Challenge accepted!
We were supplied with a model created in 3DS Max. My first thought was great, I'll use the unfolding tools of Autodesk Inventor to make light work of this. This way I could build in K factors etc. But of course Inventor doesn't handle geometry created by other applications well at all. I didn't feel in the mood to remodel the complicated form from scratch in Inventor so instead I looked to Revit. Unfortunately there was some issues in the nurbs translation and the import into Revit - which I didn't discover straight away. As you may know a nurbs face can only have 3 or 4 sides. When importing into Revit the surface was being triangulated. Some of the planar faces on this bird had as much as 12 sides. Working with the designer in 3DS Max we managed to sort out a workflow that gave me the best possible base to work from. We even explored tidying up the bird directly in Revit, so we create a tool using the API that was able to automatically convert the import into native Revit Reference Lines, Points and forms. We didn't end up using it, but I'm sure it will come in handy in the future. We may even make it publicly available if we get the time to make it robust to everyone elses different scenarios.
I imported this form into the Revit Conceptual Massing environment and created a family for it. I then loaded it into a new project and used the curtain panel by face tool (using a special Aluminium system panel type that I made), selected all the faces and generated the curtain system.
Great, I now had a panelised system for all the pieces. I then manually merged some of the complicated pieces so we didn't end up with tiny little slithers to be assembled. Next step, systematically number all the panels (434) with unique marks, we didn't automate this so it was somewhat tedious.
Again we looked to the API to create a macro that automatically created an isolated 3D view for each curtain panel orientated to look perpendicular to the surface. Easy enough, but how do we no which side of the surface we are looking at. The edges of each panel needed to be bevelled at 45° so this was important. Unfortunately there seemed to be no real logic between what side revit determined the interior or exterior of the panel even though they were all part of the same system, they weren't necessarily orientated the same way. We were able to get around this through Raytracing in the API, which aided us in determining the interior and exterior face. We re-ran the macro and now we had an exterior view of every panel isolated in the model.

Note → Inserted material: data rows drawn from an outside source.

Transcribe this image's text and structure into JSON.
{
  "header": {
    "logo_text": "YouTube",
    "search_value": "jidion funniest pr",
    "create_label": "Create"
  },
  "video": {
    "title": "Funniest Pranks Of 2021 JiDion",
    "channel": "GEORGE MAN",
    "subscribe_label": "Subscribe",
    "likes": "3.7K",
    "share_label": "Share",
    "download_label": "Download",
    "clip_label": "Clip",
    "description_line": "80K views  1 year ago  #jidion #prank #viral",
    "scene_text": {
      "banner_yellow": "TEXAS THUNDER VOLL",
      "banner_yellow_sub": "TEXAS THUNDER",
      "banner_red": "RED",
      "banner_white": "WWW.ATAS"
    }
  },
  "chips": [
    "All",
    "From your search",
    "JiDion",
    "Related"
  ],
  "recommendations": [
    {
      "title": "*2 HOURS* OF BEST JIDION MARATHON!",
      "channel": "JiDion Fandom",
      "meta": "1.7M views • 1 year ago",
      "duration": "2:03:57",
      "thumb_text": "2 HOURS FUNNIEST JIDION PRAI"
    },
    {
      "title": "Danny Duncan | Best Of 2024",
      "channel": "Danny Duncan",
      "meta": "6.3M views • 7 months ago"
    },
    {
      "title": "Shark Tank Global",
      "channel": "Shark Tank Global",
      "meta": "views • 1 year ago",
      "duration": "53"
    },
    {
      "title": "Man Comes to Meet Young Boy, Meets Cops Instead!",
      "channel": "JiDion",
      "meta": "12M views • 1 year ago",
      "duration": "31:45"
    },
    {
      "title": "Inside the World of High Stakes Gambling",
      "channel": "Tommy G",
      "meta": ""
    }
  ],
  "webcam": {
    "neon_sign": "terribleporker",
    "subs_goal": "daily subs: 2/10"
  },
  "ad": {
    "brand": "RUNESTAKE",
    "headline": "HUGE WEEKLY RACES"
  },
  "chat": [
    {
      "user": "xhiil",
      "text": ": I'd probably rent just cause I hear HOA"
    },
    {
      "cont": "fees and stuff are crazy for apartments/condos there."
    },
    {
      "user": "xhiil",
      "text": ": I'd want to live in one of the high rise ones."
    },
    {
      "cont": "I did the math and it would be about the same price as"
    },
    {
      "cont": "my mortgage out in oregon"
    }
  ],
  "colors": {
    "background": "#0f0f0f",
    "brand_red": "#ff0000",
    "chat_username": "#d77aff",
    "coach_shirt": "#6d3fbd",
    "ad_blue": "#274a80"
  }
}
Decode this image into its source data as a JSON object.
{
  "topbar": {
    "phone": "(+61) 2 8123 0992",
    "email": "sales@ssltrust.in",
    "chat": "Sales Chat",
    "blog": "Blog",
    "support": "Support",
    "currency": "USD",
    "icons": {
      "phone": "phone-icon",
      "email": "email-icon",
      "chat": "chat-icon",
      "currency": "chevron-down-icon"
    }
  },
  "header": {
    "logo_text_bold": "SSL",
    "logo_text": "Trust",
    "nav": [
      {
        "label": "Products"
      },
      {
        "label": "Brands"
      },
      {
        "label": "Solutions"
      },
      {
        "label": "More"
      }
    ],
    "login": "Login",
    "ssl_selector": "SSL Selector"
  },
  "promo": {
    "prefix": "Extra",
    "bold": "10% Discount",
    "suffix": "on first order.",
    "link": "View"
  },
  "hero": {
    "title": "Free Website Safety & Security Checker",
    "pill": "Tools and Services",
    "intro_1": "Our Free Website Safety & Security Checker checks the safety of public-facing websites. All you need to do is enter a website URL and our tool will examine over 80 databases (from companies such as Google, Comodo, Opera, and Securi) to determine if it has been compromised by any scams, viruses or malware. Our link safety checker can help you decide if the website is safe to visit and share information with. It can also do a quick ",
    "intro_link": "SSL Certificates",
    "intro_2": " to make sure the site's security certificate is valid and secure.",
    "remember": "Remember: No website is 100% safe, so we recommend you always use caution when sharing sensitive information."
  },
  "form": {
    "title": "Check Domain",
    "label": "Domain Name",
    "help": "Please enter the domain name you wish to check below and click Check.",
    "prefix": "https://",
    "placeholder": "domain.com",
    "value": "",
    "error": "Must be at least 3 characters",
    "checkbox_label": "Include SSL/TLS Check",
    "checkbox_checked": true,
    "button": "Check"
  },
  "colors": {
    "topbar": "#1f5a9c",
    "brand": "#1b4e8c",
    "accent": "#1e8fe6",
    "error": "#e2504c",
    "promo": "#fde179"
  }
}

Next step, exporting the views:
As you may or may not know, if you export from a 3D view you get a 3D file. In this instance we needed 2D Cut files. How do you get a 3D view to export as 2D? You place it on a sheet. We configured the macro to then place all 434 views on a single sheet, then exported (DXF) the sheet and left the "Xref views on sheet" option checked so we would get separate files for each of the files. Of course we had no control over the naming of these Xref's so we then had to use a small utility to systematically rename all the files so they corresponded to their Mark.
Finally to create the nested cut files, we used another commercially available utility where you can simply enter the sheet sizes, specify the individual cut files and it automatically nests the pieces and optimises them as well as tagging them.
The last task was to generate the 3D cut files for all the structural steelwork.